Europe is finally waking up from many decades of naive pacifism. While the continent is loath to give America credit, this is largely where it's due, as Trump has pulled back on blanket security guarantees. Well, that and a major war on its doorstep going on four years now.
That's the thing about delusions. Their upkeep seems free until reality intrudes. And that reality has finally gate-crashed the European continent with all the tact and timing of a drunken sailor. So now what?
"Buy, buy, buy" was what the Danish prime minister declared last year, as she committed another 50 billion kroner to buy weaponry in that year and this. But buy what and from whom? Sadly, there aren't many top European weapon and equipment makers ready, as the continent's defense industry has been starved of investment for thirty years.
As late as 2018, nearly two-thirds of European investors excluded companies involved in conventional weapons production due to ESG considerations, per Eurosif. And this has been going on since the early 1990s.
As always, the best time to plant a tree was twenty years ago. The second-best time is now. And this also applies to the tech industry because the next war will depend on it more than ever.
Like drones. They've become the main vector in the war in Ukraine. Fiber-optic cables have covered the battlefield like a spiderweb, and many of the recent advances on the Ukrainian side have been attributed to their superior drone operations.

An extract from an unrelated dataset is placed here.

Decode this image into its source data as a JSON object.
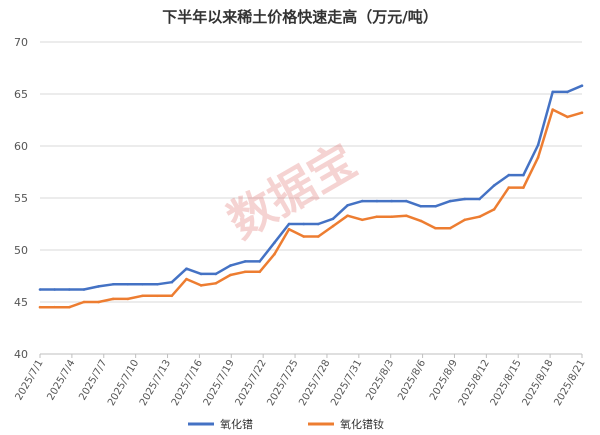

We need drones in Europe. Lots of them. In all shapes and sizes. Made by European companies, built on open-source platforms, and with local supply chains. And that's exactly what the Danish startup Upteko has been working on for nearly a decade, and is now ready to scale up.
So I invested in Upteko. It's outside my normal, boring invest-in-what-you-know strategy of putting money in Danish SaaS startups, but also not that far away. The future of drones is as much in software as in propulsion. And I know something about that.
But really, it wasn't so much about knowledge as it was motivation. And nobody has brought more of a motivating example to the tech-meets-defense question than Palmer Luckey. His Anduril company is infusing modern weapon-making with the zest and innovation of a Valley startup. It's sorely needed, and deeply inspiring.
Europe needs its own Andurils. Not because it can't also continue to buy systems from the Americans, but because a good ally is self-sufficient, equally inventive, and armed to the teeth with a diverse fleet of awesome, native weapons.